В 1626 году архимандритом Печерского монастыря стал Петр Могила. В 1633 году он был избран митрополитом Киевским и превратился де-факто в главу православных Речи Посполитой. С могилянской эпохой справедливо связывают наиболее интенсивные поиски киево-русского наследия. Православные русины заново — после нескольких веков полного безразличия и апатии — открывают для себя собственное прошлое в славных временах киевских князей. Могила спонсирует наиболее крупные «исторические» проекты XVII века. Изготавливаются копии «старой летописи Нестора», на ее основании создается новая, более соответствующая времени версия в виде так называемой Густинской летописи (середина 1630-х годов). Эта летопись, в которой большая часть отведена под события домонгольской истории Руси, впервые непрерывной нитью изложения соединила эпоху Киевской Руси с современностью (последняя дата — 1597 год).

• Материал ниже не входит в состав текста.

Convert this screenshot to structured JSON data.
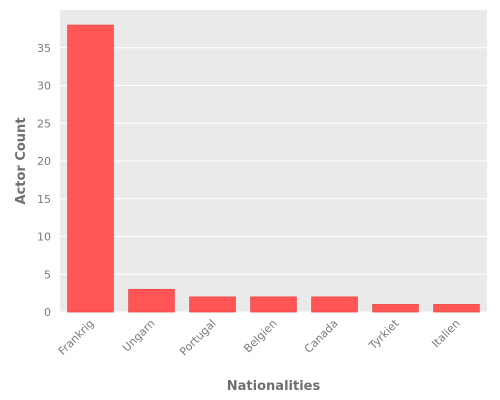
{
  "chart_data": {
    "type": "bar",
    "title": "",
    "xlabel": "Nationalities",
    "ylabel": "Actor Count",
    "categories": [
      "Frankrig",
      "Ungarn",
      "Portugal",
      "Belgien",
      "Canada",
      "Tyrkiet",
      "Italien"
    ],
    "values": [
      38,
      3,
      2,
      2,
      2,
      1,
      1
    ],
    "ylim": [
      0,
      40
    ],
    "yticks": [
      0,
      5,
      10,
      15,
      20,
      25,
      30,
      35
    ],
    "grid": true,
    "legend": "none",
    "colors": {
      "bar": "#ff5555",
      "bar_edge": "#e84a4a",
      "plot_background": "#eaeaea",
      "grid": "#ffffff"
    }
  }
}
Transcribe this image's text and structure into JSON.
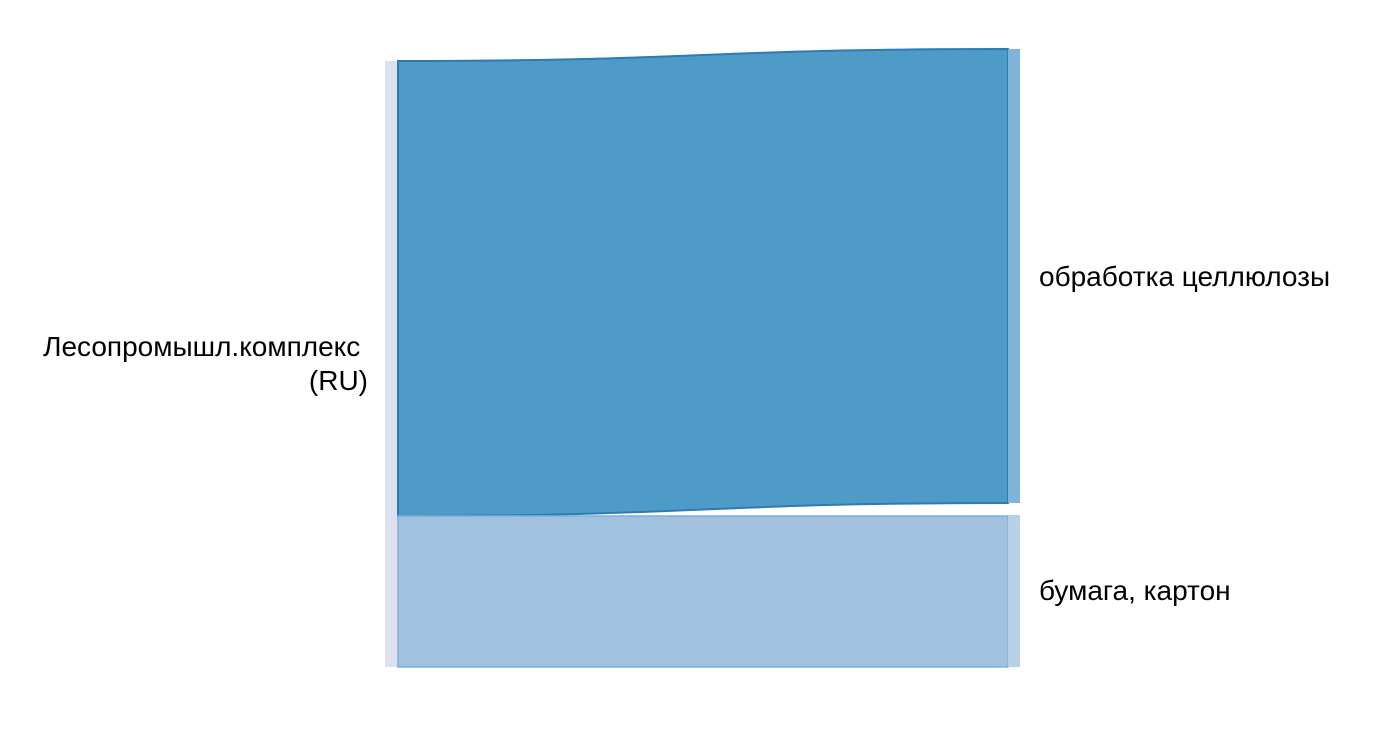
{
  "diagram": {
    "type": "sankey",
    "nodes": [
      {
        "id": "source",
        "label_lines": [
          "Лесопромышл.комплекс",
          "(RU)"
        ]
      },
      {
        "id": "pulp",
        "label_lines": [
          "обработка целлюлозы"
        ]
      },
      {
        "id": "paper",
        "label_lines": [
          "бумага, картон"
        ]
      }
    ],
    "links": [
      {
        "source": "source",
        "target": "pulp",
        "share": 0.75
      },
      {
        "source": "source",
        "target": "paper",
        "share": 0.25
      }
    ],
    "colors": {
      "source_node": "#dde0ee",
      "flow_main": "#4f9bc8",
      "flow_main_stroke": "#2b7bb6",
      "flow_secondary": "#a0c2de",
      "flow_secondary_stroke": "#80aed6",
      "target_main": "#7fb3da",
      "target_secondary": "#b7d1e8"
    }
  }
}
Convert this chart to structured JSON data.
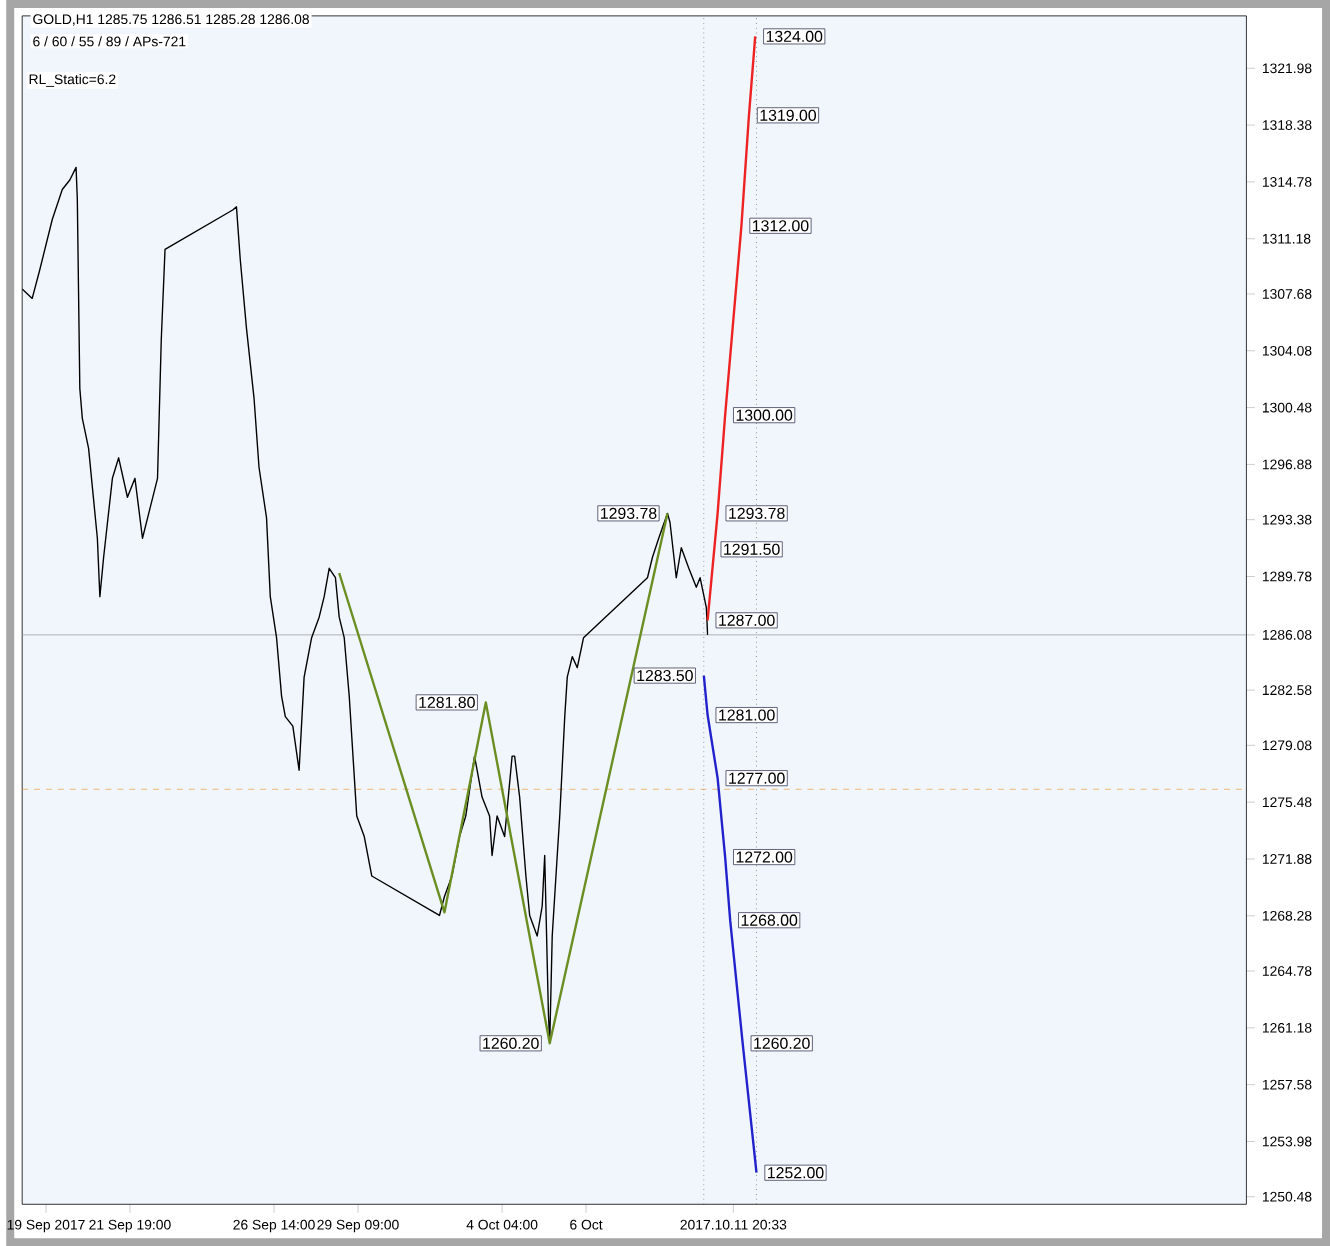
{
  "chart_data": {
    "type": "line",
    "title": "GOLD,H1 1285.75 1286.51 1285.28 1286.08",
    "subtitle": "6 / 60 / 55 / 89 / APs-721",
    "series": [
      {
        "color": "#000000",
        "x": [
          "2017-09-18T05:00",
          "2017-09-18T13:00",
          "2017-09-18T19:00",
          "2017-09-19T05:00",
          "2017-09-19T13:00",
          "2017-09-19T19:00",
          "2017-09-20T00:00",
          "2017-09-20T01:00",
          "2017-09-20T03:00",
          "2017-09-20T05:00",
          "2017-09-20T10:00",
          "2017-09-20T17:00",
          "2017-09-20T19:00",
          "2017-09-20T22:00",
          "2017-09-21T05:00",
          "2017-09-21T10:00",
          "2017-09-21T17:00",
          "2017-09-21T23:00",
          "2017-09-22T05:00",
          "2017-09-22T11:00",
          "2017-09-22T17:00",
          "2017-09-22T20:00",
          "2017-09-22T23:00",
          "2017-09-25T05:00",
          "2017-09-25T08:00",
          "2017-09-25T11:00",
          "2017-09-25T16:00",
          "2017-09-25T22:00",
          "2017-09-26T02:00",
          "2017-09-26T08:00",
          "2017-09-26T11:00",
          "2017-09-26T16:00",
          "2017-09-26T20:00",
          "2017-09-26T23:00",
          "2017-09-27T05:00",
          "2017-09-27T10:00",
          "2017-09-27T14:00",
          "2017-09-27T20:00",
          "2017-09-28T02:00",
          "2017-09-28T06:00",
          "2017-09-28T10:00",
          "2017-09-28T15:00",
          "2017-09-28T18:00",
          "2017-09-28T22:00",
          "2017-09-29T02:00",
          "2017-09-29T08:00",
          "2017-09-29T14:00",
          "2017-09-29T20:00",
          "2017-10-02T02:00",
          "2017-10-02T06:00",
          "2017-10-02T12:00",
          "2017-10-02T18:00",
          "2017-10-02T23:00",
          "2017-10-03T06:00",
          "2017-10-03T12:00",
          "2017-10-03T18:00",
          "2017-10-03T20:00",
          "2017-10-04T00:00",
          "2017-10-04T06:00",
          "2017-10-04T12:00",
          "2017-10-04T14:00",
          "2017-10-04T18:00",
          "2017-10-04T23:00",
          "2017-10-05T02:00",
          "2017-10-05T08:00",
          "2017-10-05T12:00",
          "2017-10-05T14:00",
          "2017-10-05T17:00",
          "2017-10-05T18:00",
          "2017-10-05T20:00",
          "2017-10-06T00:00",
          "2017-10-06T02:00",
          "2017-10-06T06:00",
          "2017-10-06T08:00",
          "2017-10-06T12:00",
          "2017-10-06T16:00",
          "2017-10-06T21:00",
          "2017-10-09T00:00",
          "2017-10-09T04:00",
          "2017-10-09T09:00",
          "2017-10-09T16:00",
          "2017-10-09T18:00",
          "2017-10-09T23:00",
          "2017-10-10T03:00",
          "2017-10-10T09:00",
          "2017-10-10T15:00",
          "2017-10-10T18:00",
          "2017-10-10T23:00",
          "2017-10-11T00:00"
        ],
        "values": [
          1308.0,
          1307.4,
          1309.2,
          1312.4,
          1314.3,
          1314.9,
          1315.7,
          1313.7,
          1301.7,
          1299.8,
          1297.9,
          1292.2,
          1288.5,
          1291.0,
          1296.0,
          1297.3,
          1294.8,
          1296.0,
          1292.2,
          1294.1,
          1296.0,
          1304.8,
          1310.5,
          1313.0,
          1313.2,
          1309.9,
          1305.5,
          1301.1,
          1296.7,
          1293.5,
          1288.5,
          1285.9,
          1282.2,
          1280.9,
          1280.3,
          1277.5,
          1283.4,
          1285.9,
          1287.2,
          1288.5,
          1290.3,
          1289.7,
          1287.2,
          1285.9,
          1282.2,
          1274.6,
          1273.3,
          1270.8,
          1268.3,
          1269.5,
          1270.8,
          1273.3,
          1274.6,
          1278.4,
          1275.8,
          1274.6,
          1272.1,
          1274.6,
          1273.3,
          1278.4,
          1278.4,
          1275.8,
          1270.8,
          1268.3,
          1267.0,
          1268.9,
          1272.1,
          1262.0,
          1260.2,
          1267.0,
          1272.1,
          1274.6,
          1280.9,
          1283.4,
          1284.7,
          1284.0,
          1285.9,
          1289.7,
          1291.0,
          1292.2,
          1293.78,
          1293.2,
          1289.7,
          1291.6,
          1290.3,
          1289.1,
          1289.7,
          1287.8,
          1286.08
        ]
      },
      {
        "color": "#6b8e23",
        "x": [
          "2017-09-28T18:00",
          "2017-10-02T06:00",
          "2017-10-03T15:00",
          "2017-10-05T18:00",
          "2017-10-09T16:00"
        ],
        "values": [
          1290.0,
          1268.5,
          1281.8,
          1260.2,
          1293.78
        ]
      },
      {
        "color": "#ee2222",
        "x": [
          "2017-10-11T00:00",
          "2017-10-11T08:00",
          "2017-10-11T14:00",
          "2017-10-12T03:00",
          "2017-10-12T09:00",
          "2017-10-12T14:00"
        ],
        "values": [
          1287.0,
          1293.78,
          1300.0,
          1312.0,
          1319.0,
          1324.0
        ]
      },
      {
        "color": "#2222cc",
        "x": [
          "2017-10-10T21:00",
          "2017-10-11T00:00",
          "2017-10-11T08:00",
          "2017-10-11T14:00",
          "2017-10-11T18:00",
          "2017-10-12T04:00",
          "2017-10-12T15:00"
        ],
        "values": [
          1283.5,
          1281.0,
          1277.0,
          1272.0,
          1268.0,
          1260.2,
          1252.0
        ]
      }
    ],
    "xlim": [
      "2017-09-18T05:00",
      "2017-10-28T22:00"
    ],
    "ylim": [
      1250,
      1325.3
    ],
    "xticks": [
      {
        "value": "2017-09-19T00:00",
        "label": "19 Sep 2017"
      },
      {
        "value": "2017-09-21T19:00",
        "label": "21 Sep 19:00"
      },
      {
        "value": "2017-09-26T14:00",
        "label": "26 Sep 14:00"
      },
      {
        "value": "2017-09-29T09:00",
        "label": "29 Sep 09:00"
      },
      {
        "value": "2017-10-04T04:00",
        "label": "4 Oct 04:00"
      },
      {
        "value": "2017-10-06T23:00",
        "label": "6 Oct"
      },
      {
        "value": "2017-10-11T20:33",
        "label": "2017.10.11 20:33"
      }
    ],
    "yticks": [
      1250.48,
      1253.98,
      1257.58,
      1261.18,
      1264.78,
      1268.28,
      1271.88,
      1275.48,
      1279.08,
      1282.58,
      1286.08,
      1289.78,
      1293.38,
      1296.88,
      1300.48,
      1304.08,
      1307.68,
      1311.18,
      1314.78,
      1318.38,
      1321.98
    ],
    "ref_lines": [
      {
        "axis": "y",
        "value": 1286.08,
        "color": "#a0a0a0"
      },
      {
        "axis": "y",
        "value": 1276.3,
        "color": "#f0a040",
        "line_style": "dashed"
      },
      {
        "axis": "x",
        "value": "2017-10-10T21:00",
        "color": "#606060",
        "line_style": "dotted"
      },
      {
        "axis": "x",
        "value": "2017-10-12T15:00",
        "color": "#606060",
        "line_style": "dotted"
      }
    ],
    "annotations": [
      "RL_Static=6.2",
      {
        "text": "1324.00",
        "x": "2017-10-12T14:00",
        "y": 1324.0
      },
      {
        "text": "1319.00",
        "x": "2017-10-12T09:00",
        "y": 1319.0
      },
      {
        "text": "1312.00",
        "x": "2017-10-12T03:00",
        "y": 1312.0
      },
      {
        "text": "1300.00",
        "x": "2017-10-11T14:00",
        "y": 1300.0
      },
      {
        "text": "1293.78",
        "x": "2017-10-11T08:00",
        "y": 1293.78
      },
      {
        "text": "1291.50",
        "x": "2017-10-11T04:00",
        "y": 1291.5
      },
      {
        "text": "1287.00",
        "x": "2017-10-11T00:00",
        "y": 1287.0
      },
      {
        "text": "1283.50",
        "x": "2017-10-10T21:00",
        "y": 1283.5
      },
      {
        "text": "1281.00",
        "x": "2017-10-11T00:00",
        "y": 1281.0
      },
      {
        "text": "1277.00",
        "x": "2017-10-11T08:00",
        "y": 1277.0
      },
      {
        "text": "1272.00",
        "x": "2017-10-11T14:00",
        "y": 1272.0
      },
      {
        "text": "1268.00",
        "x": "2017-10-11T18:00",
        "y": 1268.0
      },
      {
        "text": "1260.20",
        "x": "2017-10-12T04:00",
        "y": 1260.2
      },
      {
        "text": "1252.00",
        "x": "2017-10-12T15:00",
        "y": 1252.0
      },
      {
        "text": "1293.78",
        "x": "2017-10-09T16:00",
        "y": 1293.78
      },
      {
        "text": "1281.80",
        "x": "2017-10-03T15:00",
        "y": 1281.8
      },
      {
        "text": "1260.20",
        "x": "2017-10-05T18:00",
        "y": 1260.2
      }
    ],
    "grid": false,
    "marker": "none",
    "line_style": "solid"
  }
}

Впрочем, для распространения и закрепления идеи киевской эпохи как части исторического опыта православных русинов Речи Посполитой больший вес имели два издания Печерской типографии. В 1635 году Сильвестр Косов издает польскоязычный «Патерикон» — переработку Печерского патерика, снабженную многочисленными историческими справками из древнерусских времен. В 1638 году Афанасий Кальнофойский в продолжение этого начинания публикует «Тератургиму» — труд, преимущественно описывавший чудеса давних и недавних печерских святых, но одновременно «топографизировавший» древнюю историю на современной карте Киева. Кальнофойский не только предоставлял сведения о святынях древнего города, в его книге читатель мог найти несколько планов современного Киева с изображением этих памятников. Общим результатом подобных усилий стало «оживление» киево-русской истории, ее актуализация. Из вереницы подзабытых сведений Киевская Русь превращалась в часть действительного опыта современников, ее остатки становились «видимыми» в сооружениях или руинах современного города. Тот, кто читал «Патерикон» или «Тератургиму», не только начинал чувствовать мистическую связь с подвигами древних киевских подвижников, но начинал узнавать места, где эти подвиги совершались.